B) fileshot-drive mount service (native executable)

  • Implements filesystem callbacks (list/read/write/delete/etc)
  • Reports filesystem statistics (total bytes, free bytes)
  • Streams encryption/decryption
  • Talks to FileShot API using the user token

Electron communicates with the service over a local IPC channel:

  • Windows named pipe / localhost loopback HTTP
  • macOS/Linux: Unix domain socket / localhost

3.2 Why a separate service is required

  • Node/Electron cannot reliably implement a filesystem driver
  • A dedicated service can be:
    • restarted independently
    • kept minimal for security
    • packaged per OS

4) Filesystem semantics

4.1 Path layout

Default layout:

  • / (root)
    • My Files/ (remote user root)
    • Shared With Me/ (optional, later)
    • .fileshot/ (special config folder; see §5)
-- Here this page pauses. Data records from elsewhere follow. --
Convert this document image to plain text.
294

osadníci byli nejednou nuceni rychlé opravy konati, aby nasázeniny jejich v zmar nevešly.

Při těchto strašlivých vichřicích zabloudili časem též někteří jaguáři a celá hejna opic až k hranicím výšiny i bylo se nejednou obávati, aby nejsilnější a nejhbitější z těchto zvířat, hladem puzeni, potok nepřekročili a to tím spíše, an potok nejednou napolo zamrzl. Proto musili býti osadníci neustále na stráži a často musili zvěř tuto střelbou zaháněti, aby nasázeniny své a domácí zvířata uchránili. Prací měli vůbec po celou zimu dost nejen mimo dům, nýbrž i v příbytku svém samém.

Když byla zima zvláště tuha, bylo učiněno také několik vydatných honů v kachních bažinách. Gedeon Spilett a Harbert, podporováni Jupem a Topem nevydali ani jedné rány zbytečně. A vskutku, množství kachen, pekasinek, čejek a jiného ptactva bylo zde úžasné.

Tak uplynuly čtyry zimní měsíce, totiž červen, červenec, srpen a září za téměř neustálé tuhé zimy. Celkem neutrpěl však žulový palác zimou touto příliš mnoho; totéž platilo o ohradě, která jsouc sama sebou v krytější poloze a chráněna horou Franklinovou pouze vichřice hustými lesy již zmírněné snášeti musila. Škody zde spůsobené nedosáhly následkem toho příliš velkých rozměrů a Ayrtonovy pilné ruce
We can start simpler: / == user’s file root.

4.2 Upload behavior

When a file is copied into the mounted drive:

  • The mount service receives write operations
  • It buffers to a local temp file
  • On close/flush, it:
    1. encrypts to FSZK (streaming)
    2. performs pre-upload
    3. uploads chunks
    4. finalizes
    5. exposes a stable remote entry in the drive

4.3 Download behavior

When a file is opened:

  • Service downloads encrypted blob
  • Decrypts on the fly or to temp
  • Serves plaintext bytes to the filesystem reader

4.4 Delete behavior

Options (must be decided):

  • Immediate remote delete
  • Or move-to-trash semantics (special folder)

4.5 Offline / caching

  • Minimal v1: small read cache + write staging only
  • Later: full offline pinning

5) Optional password UX (works in file explorers)

We need a mechanism that does not require interactive prompts.

Option A (recommended): folder-level config file

  • In any folder, user can create/edit:
    • .fileshot/settings.json
  • Example keys:
    • defaultPassphrase (or password hint; careful)
    • requirePassphrase: true/false
    • defaultExpirationHours
    • defaultMaxDownloads

Security note: storing passphrases in plaintext on disk is risky. Better: store an identifier that tells Electron to fetch the secret from OS keychain.

Option B: sidecar metadata files

  • For photo.jpg allow photo.jpg.fileshot.json
  • Contains upload settings for that one file

Option C: extended attributes

  • Use xattrs/ADS where supported
  • Not cross-platform reliable; keep as later enhancement

6) Cross-platform plan

Phase 1: Windows true drive (priority)

  • Implement fileshot-drive.exe using WinFsp (user-mode filesystem).
  • Must support:
    • directory listing
    • file read
    • file create/write/close->upload
    • delete
    • disk free/total reporting based on tier quota

Phase 2: macOS mount

  • Implement fileshot-drive via macFUSE

Phase 3: Linux mount

  • Implement via FUSE3

7) Release/build requirements

  • GitHub Actions builds installers for:
    • Windows (NSIS)
    • macOS (DMG/ZIP)
    • Linux (AppImage/DEB/RPM)
  • The mount service binaries must be included inside the Electron app bundle and signed/notarized later.

8) Acceptance tests (what “done” means)

Windows

  • In Explorer, FileShot (F:) shows:
    • Capacity: 50 GB for Free tier
    • Free space decreases as usage increases
  • Copying a file into F: uploads it to FileShot and the file appears in the user’s account
  • Opening a file in F: downloads/decrypts and opens correctly
  • No “C drive mirror” behavior

macOS/Linux

  • Same semantics, appropriate mount points

9) Current state in this repo

  • There is an existing “FileShot Drive” feature implemented with SUBST mapping to app.getPath('userData')/vault/drive-inbox.
  • This is useful as a drop-folder workflow, but it cannot meet the quota/capacity requirement.

Next step is implementing the native mount service and switching the UI to prefer the true mount.